NBG-vertaling 1951

Handelingen 13:7-26 NBG-vertaling 1951 (NBG51)

7. hij hield zich op bij de landvoogd Sergius Paulus, een verstandig man. Deze begeerde het woord Gods te horen en liet Barnabas en Saulus tot zich roepen.

8. Maar Elymas, de tovenaar, want zo wordt zijn naam vertaald, verzette zich tegen hen en trachtte de landvoogd van het geloof afkerig te maken.

9. Doch Saulus, anders gezegd Paulus, vervuld met de heilige Geest, zag hem scherp aan, en zeide:

10. Zoon des duivels, vol van allerlei list en streken, vijand van alle gerechtigheid, zult gij niet ophouden de rechte wegen des Heren te verdraaien?

11. En nu, zie, de hand des Heren keert zich tegen u, en gij zult een tijd lang blind zijn en de zon niet zien.

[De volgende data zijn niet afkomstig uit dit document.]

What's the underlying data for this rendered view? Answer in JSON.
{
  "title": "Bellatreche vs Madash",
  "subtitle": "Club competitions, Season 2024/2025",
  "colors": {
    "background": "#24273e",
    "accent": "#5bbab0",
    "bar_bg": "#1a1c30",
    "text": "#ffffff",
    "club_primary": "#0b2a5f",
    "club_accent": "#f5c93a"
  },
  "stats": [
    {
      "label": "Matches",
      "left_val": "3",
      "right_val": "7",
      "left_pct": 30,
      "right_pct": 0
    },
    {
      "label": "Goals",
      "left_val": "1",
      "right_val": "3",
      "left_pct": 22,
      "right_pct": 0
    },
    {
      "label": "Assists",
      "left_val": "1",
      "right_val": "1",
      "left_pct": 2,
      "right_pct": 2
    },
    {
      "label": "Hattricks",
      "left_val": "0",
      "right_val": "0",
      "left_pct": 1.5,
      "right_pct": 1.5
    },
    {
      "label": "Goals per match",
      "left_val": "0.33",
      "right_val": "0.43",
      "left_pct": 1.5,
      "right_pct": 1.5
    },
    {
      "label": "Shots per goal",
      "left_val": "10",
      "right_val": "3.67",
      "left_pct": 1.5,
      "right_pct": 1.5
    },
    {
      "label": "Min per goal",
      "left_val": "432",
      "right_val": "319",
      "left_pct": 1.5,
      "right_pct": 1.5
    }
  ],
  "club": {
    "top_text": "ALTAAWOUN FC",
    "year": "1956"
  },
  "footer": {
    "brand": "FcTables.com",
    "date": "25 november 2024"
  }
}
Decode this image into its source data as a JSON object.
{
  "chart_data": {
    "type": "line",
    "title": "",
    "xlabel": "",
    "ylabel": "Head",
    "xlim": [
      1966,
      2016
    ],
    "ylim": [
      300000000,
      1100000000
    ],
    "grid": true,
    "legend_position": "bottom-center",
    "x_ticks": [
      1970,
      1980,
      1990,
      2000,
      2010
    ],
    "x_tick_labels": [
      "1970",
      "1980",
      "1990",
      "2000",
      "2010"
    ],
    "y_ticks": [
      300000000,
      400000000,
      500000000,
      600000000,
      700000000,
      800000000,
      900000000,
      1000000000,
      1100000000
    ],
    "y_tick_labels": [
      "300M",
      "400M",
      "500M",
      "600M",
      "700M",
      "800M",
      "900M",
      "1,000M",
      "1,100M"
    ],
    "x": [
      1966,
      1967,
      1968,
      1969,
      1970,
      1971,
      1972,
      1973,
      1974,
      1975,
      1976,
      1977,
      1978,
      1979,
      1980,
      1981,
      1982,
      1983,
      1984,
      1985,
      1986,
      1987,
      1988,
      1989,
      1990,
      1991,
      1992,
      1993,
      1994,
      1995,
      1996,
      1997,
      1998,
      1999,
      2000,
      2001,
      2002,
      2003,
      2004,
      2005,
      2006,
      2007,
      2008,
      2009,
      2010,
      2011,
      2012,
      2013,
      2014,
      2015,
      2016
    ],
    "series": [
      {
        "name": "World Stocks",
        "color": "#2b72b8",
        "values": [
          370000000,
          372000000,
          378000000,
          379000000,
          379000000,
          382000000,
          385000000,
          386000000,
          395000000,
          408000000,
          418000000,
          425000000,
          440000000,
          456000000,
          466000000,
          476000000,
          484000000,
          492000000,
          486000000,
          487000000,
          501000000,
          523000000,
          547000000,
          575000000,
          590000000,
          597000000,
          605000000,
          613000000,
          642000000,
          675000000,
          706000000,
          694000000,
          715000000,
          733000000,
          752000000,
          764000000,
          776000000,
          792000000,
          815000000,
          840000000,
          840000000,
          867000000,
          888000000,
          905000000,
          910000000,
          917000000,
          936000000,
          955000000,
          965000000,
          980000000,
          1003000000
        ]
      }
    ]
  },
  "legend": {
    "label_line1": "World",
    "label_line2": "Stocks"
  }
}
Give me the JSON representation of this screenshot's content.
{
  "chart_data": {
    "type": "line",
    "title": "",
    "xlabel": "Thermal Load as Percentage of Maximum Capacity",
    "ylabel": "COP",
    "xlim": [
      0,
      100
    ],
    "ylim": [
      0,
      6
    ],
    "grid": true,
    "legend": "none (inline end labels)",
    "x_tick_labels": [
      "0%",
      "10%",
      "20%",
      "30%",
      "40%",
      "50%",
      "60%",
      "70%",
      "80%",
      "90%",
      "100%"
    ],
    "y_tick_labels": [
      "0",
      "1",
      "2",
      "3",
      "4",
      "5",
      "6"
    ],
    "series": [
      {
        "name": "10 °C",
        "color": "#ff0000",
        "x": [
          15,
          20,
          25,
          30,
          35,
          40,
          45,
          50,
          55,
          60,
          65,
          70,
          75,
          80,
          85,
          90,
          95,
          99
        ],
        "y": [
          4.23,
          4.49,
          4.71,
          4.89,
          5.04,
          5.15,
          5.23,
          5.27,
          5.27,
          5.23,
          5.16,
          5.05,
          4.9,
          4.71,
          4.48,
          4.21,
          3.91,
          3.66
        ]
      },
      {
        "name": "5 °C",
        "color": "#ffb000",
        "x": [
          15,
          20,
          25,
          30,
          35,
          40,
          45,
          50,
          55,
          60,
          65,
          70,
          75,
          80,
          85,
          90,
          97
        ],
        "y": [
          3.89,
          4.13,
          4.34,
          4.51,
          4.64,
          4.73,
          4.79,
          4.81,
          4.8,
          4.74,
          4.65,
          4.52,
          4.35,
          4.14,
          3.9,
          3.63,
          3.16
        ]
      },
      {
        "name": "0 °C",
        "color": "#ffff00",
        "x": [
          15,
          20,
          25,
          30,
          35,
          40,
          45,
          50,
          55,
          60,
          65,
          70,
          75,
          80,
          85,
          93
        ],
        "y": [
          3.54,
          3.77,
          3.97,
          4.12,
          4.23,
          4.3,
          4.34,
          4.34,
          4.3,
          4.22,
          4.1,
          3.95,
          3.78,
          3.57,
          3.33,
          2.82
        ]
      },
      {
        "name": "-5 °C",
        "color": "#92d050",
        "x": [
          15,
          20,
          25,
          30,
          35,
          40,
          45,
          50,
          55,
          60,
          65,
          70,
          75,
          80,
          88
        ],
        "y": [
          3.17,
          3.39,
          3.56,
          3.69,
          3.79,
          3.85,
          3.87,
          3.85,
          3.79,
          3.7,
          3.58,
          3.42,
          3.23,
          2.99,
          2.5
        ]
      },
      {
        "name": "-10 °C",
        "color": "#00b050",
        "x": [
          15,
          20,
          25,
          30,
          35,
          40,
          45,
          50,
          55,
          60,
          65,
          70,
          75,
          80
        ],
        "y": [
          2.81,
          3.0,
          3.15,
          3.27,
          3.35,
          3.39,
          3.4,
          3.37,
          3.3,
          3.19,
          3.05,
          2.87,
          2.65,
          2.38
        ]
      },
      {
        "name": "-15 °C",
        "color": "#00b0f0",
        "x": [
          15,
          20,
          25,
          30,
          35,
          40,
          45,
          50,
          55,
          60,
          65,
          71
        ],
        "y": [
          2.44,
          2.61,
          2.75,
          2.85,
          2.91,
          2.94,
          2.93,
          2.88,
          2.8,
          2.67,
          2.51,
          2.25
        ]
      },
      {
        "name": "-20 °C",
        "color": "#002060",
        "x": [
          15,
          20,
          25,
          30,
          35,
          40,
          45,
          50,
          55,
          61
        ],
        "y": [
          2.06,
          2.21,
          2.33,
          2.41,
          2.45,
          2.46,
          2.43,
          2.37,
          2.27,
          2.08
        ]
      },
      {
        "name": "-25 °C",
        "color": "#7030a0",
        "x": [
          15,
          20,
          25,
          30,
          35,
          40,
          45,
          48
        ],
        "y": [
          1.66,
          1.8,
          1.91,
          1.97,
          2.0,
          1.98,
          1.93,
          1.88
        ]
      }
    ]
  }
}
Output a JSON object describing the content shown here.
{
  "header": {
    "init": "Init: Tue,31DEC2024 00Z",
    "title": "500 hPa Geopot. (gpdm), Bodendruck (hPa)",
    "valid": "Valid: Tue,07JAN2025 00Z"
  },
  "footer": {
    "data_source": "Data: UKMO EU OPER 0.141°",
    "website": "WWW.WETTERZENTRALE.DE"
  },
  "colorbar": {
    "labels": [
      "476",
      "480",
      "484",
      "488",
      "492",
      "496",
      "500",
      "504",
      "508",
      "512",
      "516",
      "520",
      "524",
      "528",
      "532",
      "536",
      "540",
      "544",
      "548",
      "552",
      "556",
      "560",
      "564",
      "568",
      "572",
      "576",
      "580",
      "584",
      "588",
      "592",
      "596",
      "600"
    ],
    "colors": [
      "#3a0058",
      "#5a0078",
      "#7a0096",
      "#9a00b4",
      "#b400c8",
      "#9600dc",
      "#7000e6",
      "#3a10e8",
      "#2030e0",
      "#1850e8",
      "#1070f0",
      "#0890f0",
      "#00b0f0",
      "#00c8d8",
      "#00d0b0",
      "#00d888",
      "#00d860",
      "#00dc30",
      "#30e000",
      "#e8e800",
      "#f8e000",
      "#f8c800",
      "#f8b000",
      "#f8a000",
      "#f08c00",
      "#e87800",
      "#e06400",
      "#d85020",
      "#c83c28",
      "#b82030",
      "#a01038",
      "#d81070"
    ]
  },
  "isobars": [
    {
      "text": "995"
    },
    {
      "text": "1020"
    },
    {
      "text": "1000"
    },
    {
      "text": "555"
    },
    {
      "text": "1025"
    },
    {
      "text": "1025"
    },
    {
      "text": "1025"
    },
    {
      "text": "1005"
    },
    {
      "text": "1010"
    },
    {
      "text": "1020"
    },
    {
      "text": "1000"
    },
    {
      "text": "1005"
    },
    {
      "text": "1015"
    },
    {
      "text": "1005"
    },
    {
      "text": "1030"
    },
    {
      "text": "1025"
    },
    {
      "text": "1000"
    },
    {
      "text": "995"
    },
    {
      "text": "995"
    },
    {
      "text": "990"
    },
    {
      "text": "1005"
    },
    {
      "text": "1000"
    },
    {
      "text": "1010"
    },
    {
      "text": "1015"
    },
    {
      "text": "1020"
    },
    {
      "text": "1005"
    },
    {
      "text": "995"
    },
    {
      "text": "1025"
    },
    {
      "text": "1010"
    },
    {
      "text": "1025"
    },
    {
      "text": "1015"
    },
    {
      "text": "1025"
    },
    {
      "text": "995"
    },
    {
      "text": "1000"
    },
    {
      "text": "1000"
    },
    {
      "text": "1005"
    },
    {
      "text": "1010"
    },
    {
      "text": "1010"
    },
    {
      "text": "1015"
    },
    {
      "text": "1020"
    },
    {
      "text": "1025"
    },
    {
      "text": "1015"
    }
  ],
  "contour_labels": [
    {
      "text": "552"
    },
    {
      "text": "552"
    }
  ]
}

En terstond viel op hem donkerheid en duisternis, en rondtastende zocht hij iemand om hem bij de hand te leiden.

12. Toen de landvoogd zag, wat er gebeurd was, kwam hij tot geloof, zeer getroffen door de leer des Heren.

13. Paulus en die met hem waren, voeren af van Pafos en kwamen te Perge in Pamfylië; maar Johannes scheidde zich van hen af en keerde weder naar Jeruzalem.

14. Doch zelf gingen zij van Perge verder en kwamen te Antiochië in Pisidië, en op de sabbatdag in de synagoge gegaan zijnde, namen zij plaats.

15. En na de voorlezing van de wet en de profeten lieten de oversten der synagoge hun vragen: Mannen broeders, indien gij een woord van opwekking voor het volk hebt, spreekt het dan.

16. En Paulus stond op, wenkte met zijn hand en zeide: Mannen van Israël en vereerders van God, luistert.

17. De God van dit volk Israël heeft onze vaderen uitverkoren en het volk verhoogd, toen zij bijwoners waren in het land Egypte, en Hij heeft hen met hoge arm daaruit gevoerd,

18. en Hij heeft gedurende een tijd van omstreeks veertig jaren in de woestijn hun eigenaardigheden verdragen;

19. en na zeven volken uitgeroeid te hebben in het land Kanaän, heeft Hij hun land hun ten erfdeel gegeven,

20. omstreeks vierhonderd vijftig jaren lang. En daarna gaf Hij hun richters tot op de profeet Samuël.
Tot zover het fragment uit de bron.